Off The Grid
August 6, 2010
I think and write a lot about mental frameworks, sometimes as if they are not a part of a person, sometimes as if they are a part of a person. On one hand, we do not always make entirely volitional choices about how we view and think about ourselves and the world so one’s mental framework seems not very different from one’s self; it is just part of who we are. On the other hand, there is some dynamic and volitional interplay that suggests some separation of our selves from our frameworks.
Right now I rather think one’s mental framework is merely a mind’s modus operandi, the way in which people interact with and think about the world and themselves. As a method and manner of doing things, it thus seems to me one’s mental framework is as much a part of that person, and equally as separate and changeable, as anything else they do.
~OH: Framing My Mental Me
In talking about mental frameworks, I had previously pointed out to my wife that everyone had a mental framework, that no one could not have a mental framework, even kids arrogate and modify parts of their parents frameworks as needed. Of course she asked why not, why couldn’t a person just not have such a piece of knowledge or information and refuse to be an adherent of such a framework.
So I pointed out that a framework isn’t really a piece of knowledge or information; it is a system for valuing and finding meaningful associations and symbols among the information you already have and for making guesses for where you might find more meaningful information associated with the meaningful information you already have. A framework is not a library of books but the systematic organizing catalogue for the collection of books. People without an access system or with a faulty access system for their meaningful interior information are unwell; I think of Alzheimer’s as a degradation first of the biological structure of a person’s mental framework so information can be there, just without ability to access it.
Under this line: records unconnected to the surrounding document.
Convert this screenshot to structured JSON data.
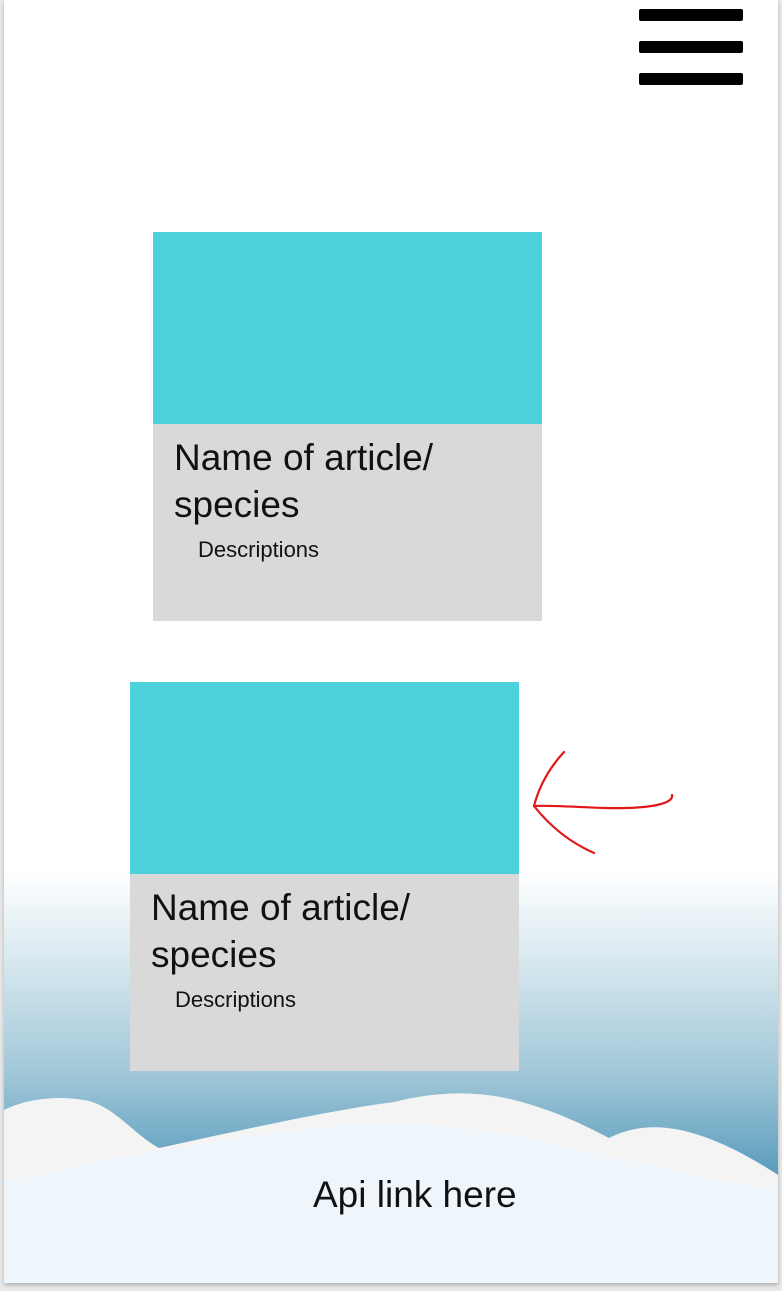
{
  "menu": {
    "icon": "hamburger-menu-icon"
  },
  "cards": [
    {
      "title": "Name of article/ species",
      "description": "Descriptions",
      "image_color": "#4dd2db"
    },
    {
      "title": "Name of article/ species",
      "description": "Descriptions",
      "image_color": "#4dd2db"
    }
  ],
  "annotation": {
    "icon": "hand-drawn-arrow-icon",
    "color": "#e01818"
  },
  "footer": {
    "api_link_label": "Api link here"
  },
  "colors": {
    "card_image": "#4dd2db",
    "card_body": "#d9d9d9",
    "sea_deep": "#2f80a8",
    "snow": "#eef5fb"
  }
}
And clearly such a system could come from a ‘brand name company’ an explicitly coherent and socially recognized system, Christianity, Atheism, Buddhism (perhaps too, Conservative Republican, Liberal Democrat), or the system might merely use some general aspects of those well known systems, materialism, existentialism, spirituality etc. And this challenged me to imagine a scenario:
Imagine frameworks are bought and sold by customers and stores, and stores and chains of stores compete by pitting their brands against one another, offer more here less there, and offer them for more cost here less cost there. There are popular trends, special markets, entire economies, discounts, sales, even attempts at market regulation by various agencies, which of course only work to varying extents. For every practice in modern day business one can imagine a “framework business” parallel.
Now imagine someone who has always lived off this grid – someone who has never used or seen a complete framework for sale, or even specialized parts and bits for sale, or the ‘companies’ who ‘sell’ them, who has always used their own framework grown on their own as they happened to need it.
So you can just go and get one off the shelf?
Yes, and compatible parts too if you only have specific needs.
Oh. But why would you do that, why would you use someone else’s framework?
Uh… wow. Well see, they’ve been tested, tested to hold up under wide or specific circumstances and… … er… huh. You know, I suppose if you have to ask you obviously can’t afford to suddenly start having one of them.
My point is only that such a person may have lived off the “frameword grid” but they still had a framework, one that told them the value (to them) of such a framework market, told them the value (to them) of having someone else’s framework, and told them that such a value (for them) was one they didn’t need.